I had a great conversation with a new member of staff last week. This lady is (being careful how I say it) a woman of the world, perfectly sensible and in possession of sufficient intelligence to “look under the bonnet” of most issues life throws at her.
But we ventured into shark-infested waters when she told me of her attempts last year (before she joined us of course) at finding an adviser for a “friend” of hers. That in itself is no great anecdote but what came next reinforced my belief that all the money in the world will not alter the fact cowboys and charlatans are out there alive, kicking and thriving.
Our new employee had Googled some basic phrases to search out some pensions advice. Up popped a company that seemed to be serving as a broker for locating pensions advisers, suspiciously in the same style as Unbiased. Not only does it spell “advisor” incorrectly, it states very robustly its service is “free”. Great. We all flog ourselves near to death trying to “justify our expensive services” and this lot lower the bar, stating something quite simply a lie.
It reminds me of the untruths peddled by the Money Advice Service, which clearly does not give advice but claims to do so. And why have we not levied the same charge at The Pensions Advisory Service, which claims to be, and I quote: “The people who help with pensions – we offer free and impartial guidance to people with workplace and personal pensions”? Fair enough but it needs to change its name to put “guidance” in there and reinforce who pays its wages – because it is most certainly not free. As for the new Pension Wise initiative? That is, I am afraid to say, about as much use as a solar-powered foghorn.

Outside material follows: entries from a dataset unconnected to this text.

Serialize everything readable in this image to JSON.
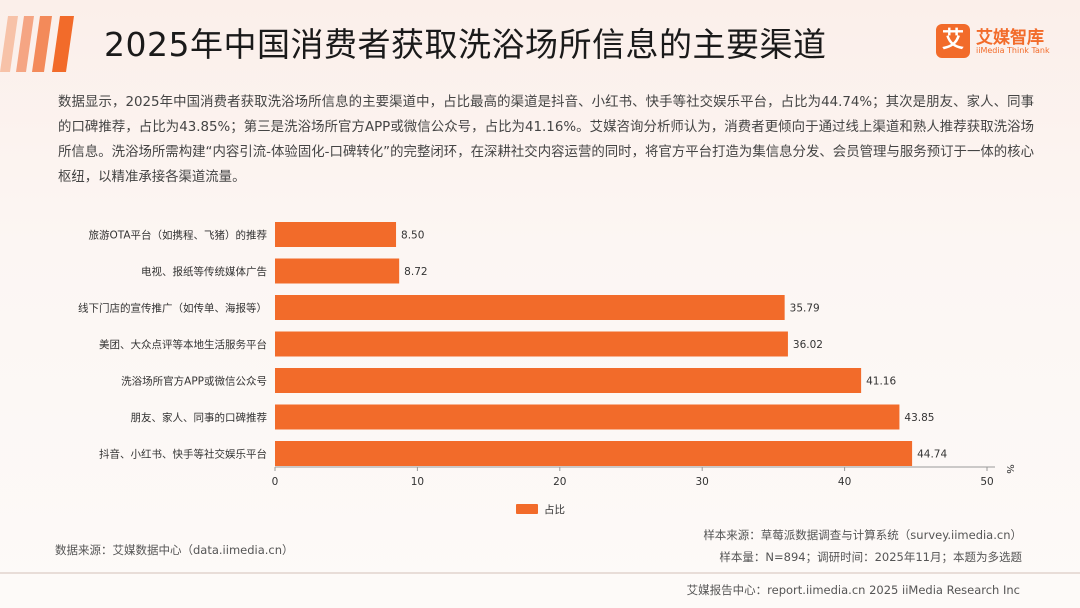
{
  "header": {
    "title": "2025年中国消费者获取洗浴场所信息的主要渠道",
    "logo_mark": "艾",
    "logo_cn": "艾媒智库",
    "logo_en": "iiMedia Think Tank"
  },
  "summary": "数据显示，2025年中国消费者获取洗浴场所信息的主要渠道中，占比最高的渠道是抖音、小红书、快手等社交娱乐平台，占比为44.74%；其次是朋友、家人、同事的口碑推荐，占比为43.85%；第三是洗浴场所官方APP或微信公众号，占比为41.16%。艾媒咨询分析师认为，消费者更倾向于通过线上渠道和熟人推荐获取洗浴场所信息。洗浴场所需构建“内容引流-体验固化-口碑转化”的完整闭环，在深耕社交内容运营的同时，将官方平台打造为集信息分发、会员管理与服务预订于一体的核心枢纽，以精准承接各渠道流量。",
  "chart_data": {
    "type": "bar",
    "orientation": "horizontal",
    "categories": [
      "旅游OTA平台（如携程、飞猪）的推荐",
      "电视、报纸等传统媒体广告",
      "线下门店的宣传推广（如传单、海报等）",
      "美团、大众点评等本地生活服务平台",
      "洗浴场所官方APP或微信公众号",
      "朋友、家人、同事的口碑推荐",
      "抖音、小红书、快手等社交娱乐平台"
    ],
    "series": [
      {
        "name": "占比",
        "values": [
          8.5,
          8.72,
          35.79,
          36.02,
          41.16,
          43.85,
          44.74
        ],
        "color": "#f26b2a"
      }
    ],
    "value_labels": [
      "8.50",
      "8.72",
      "35.79",
      "36.02",
      "41.16",
      "43.85",
      "44.74"
    ],
    "xlim": [
      0,
      50
    ],
    "x_ticks": [
      0,
      10,
      20,
      30,
      40,
      50
    ],
    "x_tick_labels": [
      "0",
      "10",
      "20",
      "30",
      "40",
      "50"
    ],
    "unit": "%",
    "grid": false,
    "legend": "bottom-center"
  },
  "sources": {
    "left": "数据来源：艾媒数据中心（data.iimedia.cn）",
    "right_line1": "样本来源：草莓派数据调查与计算系统（survey.iimedia.cn）",
    "right_line2": "样本量：N=894；调研时间：2025年11月；本题为多选题"
  },
  "footer": "艾媒报告中心：report.iimedia.cn  2025 iiMedia Research Inc",
  "colors": {
    "accent": "#f26b2a",
    "stripe": "#f5a07a"
  }
}
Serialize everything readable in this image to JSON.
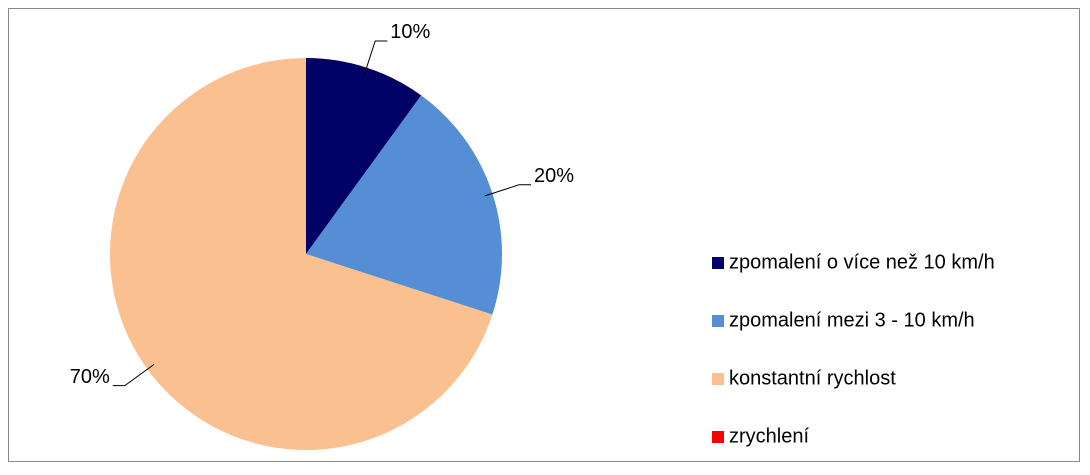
{
  "chart_data": {
    "type": "pie",
    "categories": [
      "zpomalení o více než 10 km/h",
      "zpomalení mezi 3 - 10 km/h",
      "konstantní rychlost",
      "zrychlení"
    ],
    "values": [
      10,
      20,
      70,
      0
    ],
    "value_labels": [
      "10%",
      "20%",
      "70%",
      null
    ],
    "colors": [
      "#000066",
      "#558ed5",
      "#fac090",
      "#ff0000"
    ],
    "legend": "right"
  }
}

All that aside, what raises my hackles is the fact these basic Google searches do not yield a better response from Unbiased. Who is looking after its search engine optimisation, I wonder? Probably someone from the MAS.
The internet is full of marketing abuse right at the top of page one. Scams are proliferating right under the noses of those meant to protect the public and yet the perceived reaction is woeful. I have always thought that if you simply spent the total regulatory budget on a sustained and high profile ad campaign to tell people they should only ever deal with authorised advisers (and how to check that is what happens) it would be infinitely more effective than the reactionary and esoteric regime we all work under.
It will never happen I know but I long for the day I hear that nothing has been emitted from Canary Wharf. Less truly is more when it comes to regulation: make it as easy as you possibly can and perhaps people will understand it, consumers and practitioners alike. Make something opaque and you open up all manner of ways to deviate from the straight and narrow, as we have seen so many times before. The simpler something is, the easier it is to spot the deviants and everyone can look to re-build the confidence we all want.